Symbolic links are especially useful if the data files are very large and one has the tendency to make multiple copies of the same file in different places in the file system. Then having symbolic links that point to the one original copy saves disk space. Similarly, symbolic links are useful if the data files change over time: one may forget to update on or more copies of the file and different parts of the analyses end up using different versions of the data. Having one central copy and many pointers to that prevents the error.

Chain of symbolic links

If the target of symbolic links is removed, the links to the target won’t work. One can avoid the effort of recreating the links after each update of the target by using a chain of symbolic links. We could have a setup like this:

> tree

.
├── dir1
│   ├── data_v1.csv
│   └── my_data.csv -> data_v1.csv
├── dir2
│   └── my_data.csv -> ../dir1/my_data.csv
└── dir3
    └── my_data.csv -> ../dir1/my_data.csv

Here, the actual data (data_v1.csv) is in dir1 and the file my_data.csv is a symbolic link to that. In the directories dir2 and dir3 we have a file my_data.csv that points to ../dir1/my_data.csv and thus to the file data_v1.csv.

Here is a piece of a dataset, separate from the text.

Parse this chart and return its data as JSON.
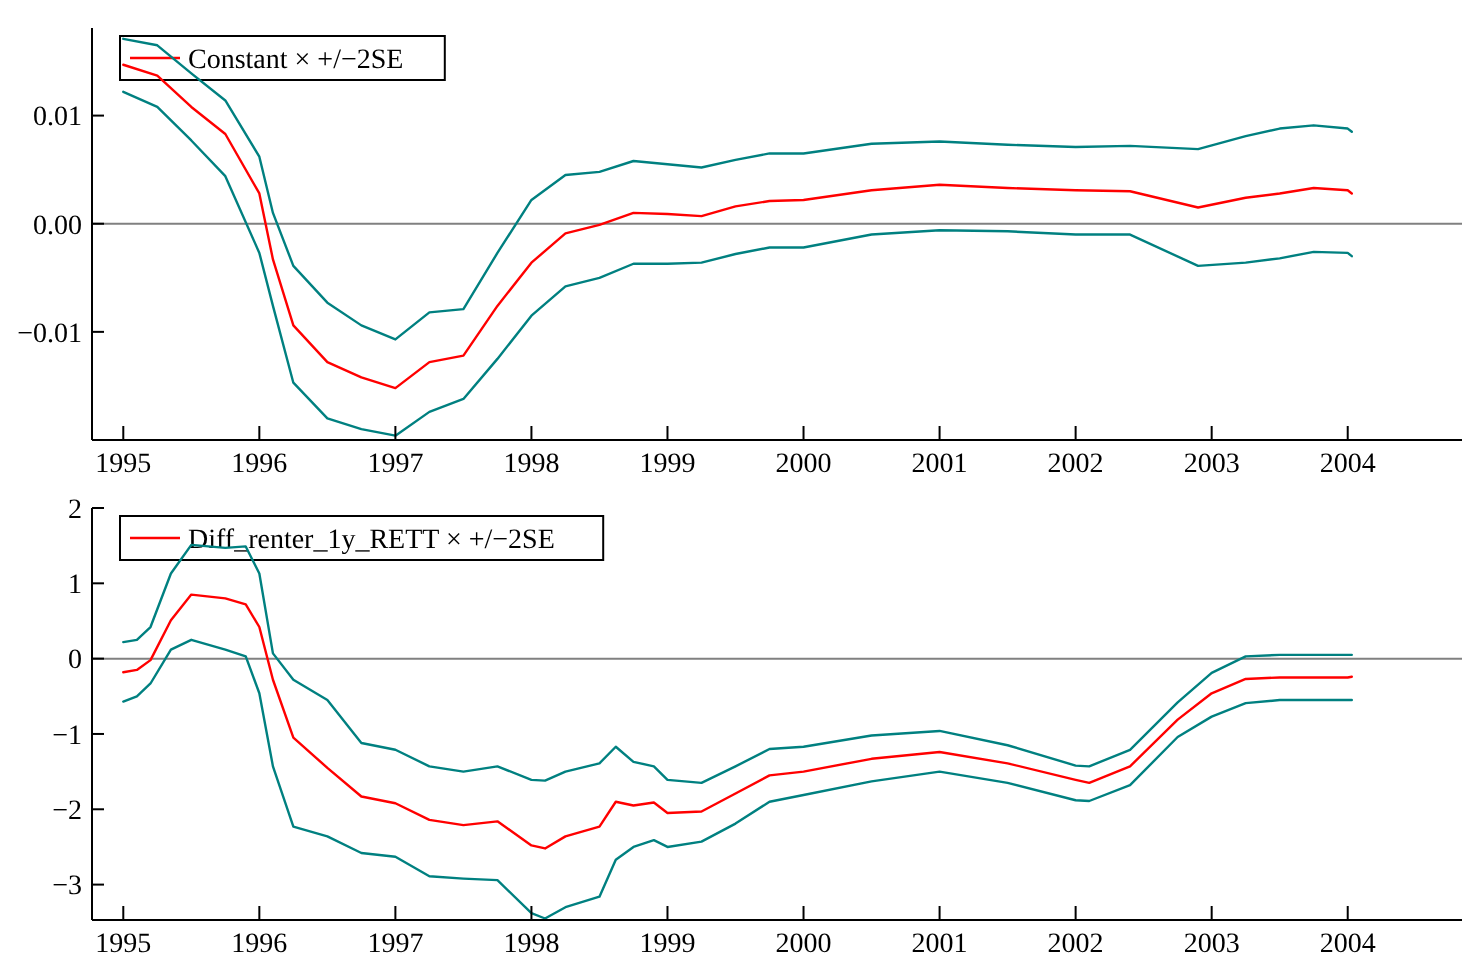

Now, an updated data file data_v2.csv is obtained. One can start using this everywhere by removing the file dir1/my_data.csv (with the command rm dir1/my_data.csv) and recreating it as a symbolic link to data_v2.csv; the symbolic links in dir2 and dir3 then link to data_v2.csv as well:

> tree

.
├── dir1
│   ├── data_v1.csv
│   ├── data_v2.csv
│   └── my_data.csv -> data_v2.csv
├── dir2
│   └── my_data.csv -> ../dir1/my_data.csv
└── dir3
    └── my_data.csv -> ../dir1/my_data.csv

Exercise: Commands ‘mv’, ‘cp’ and ‘wc’

The commands mv and cp are typically used in the form cp file1 file2 and mv file1 file2, though both accept arguments. Of these, cp -r dir1 dir2 may be the most commonly used and make the command recursive, i.e. making copies of all files and subdirectories in directory dir1 to directory dir2.

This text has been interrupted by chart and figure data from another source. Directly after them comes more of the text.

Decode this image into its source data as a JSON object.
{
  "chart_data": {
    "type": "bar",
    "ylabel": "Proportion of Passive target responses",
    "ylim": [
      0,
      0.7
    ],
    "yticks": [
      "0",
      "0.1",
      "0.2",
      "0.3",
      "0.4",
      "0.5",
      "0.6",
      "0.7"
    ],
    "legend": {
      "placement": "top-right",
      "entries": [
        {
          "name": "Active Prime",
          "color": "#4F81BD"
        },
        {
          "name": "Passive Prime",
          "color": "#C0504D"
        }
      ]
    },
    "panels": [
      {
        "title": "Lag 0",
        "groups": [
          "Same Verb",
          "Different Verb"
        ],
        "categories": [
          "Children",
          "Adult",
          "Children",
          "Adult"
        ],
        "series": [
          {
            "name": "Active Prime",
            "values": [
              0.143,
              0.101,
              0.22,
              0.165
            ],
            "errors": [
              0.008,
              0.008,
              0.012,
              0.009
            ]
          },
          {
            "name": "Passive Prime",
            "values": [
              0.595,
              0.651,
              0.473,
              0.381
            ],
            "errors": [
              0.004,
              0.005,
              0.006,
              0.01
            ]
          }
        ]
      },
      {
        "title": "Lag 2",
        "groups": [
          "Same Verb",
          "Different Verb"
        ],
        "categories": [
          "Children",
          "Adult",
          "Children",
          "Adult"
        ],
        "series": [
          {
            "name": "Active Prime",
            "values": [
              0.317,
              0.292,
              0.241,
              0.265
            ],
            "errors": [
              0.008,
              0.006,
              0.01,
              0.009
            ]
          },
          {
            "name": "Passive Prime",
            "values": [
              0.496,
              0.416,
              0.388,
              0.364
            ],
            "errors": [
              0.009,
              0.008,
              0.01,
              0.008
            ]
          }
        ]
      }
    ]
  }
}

The word count is probably familiar from Microsoft Word, but the command wc is also useful in exploratory analyses to understand the size and dimensions of the data files.

Exercise 2 in Moodle.

Take-home message

On computer systems, the hierarchically arranged directories are the “address system” for the data files. The “files” we see in the directories are “labels” or “pointers” to the actual data in the storage device; because of that, they can be easily changed or moved around without any effect on the (possibly very large) data. Copying of files from one place to another is computationally different from (and possibly more time-consuming than) moving of files (or their “labels”) in the directory hierarchy. When working with very large data files or with data files that may change and the updates need to be applied on every copy, it is useful to use symbolic links.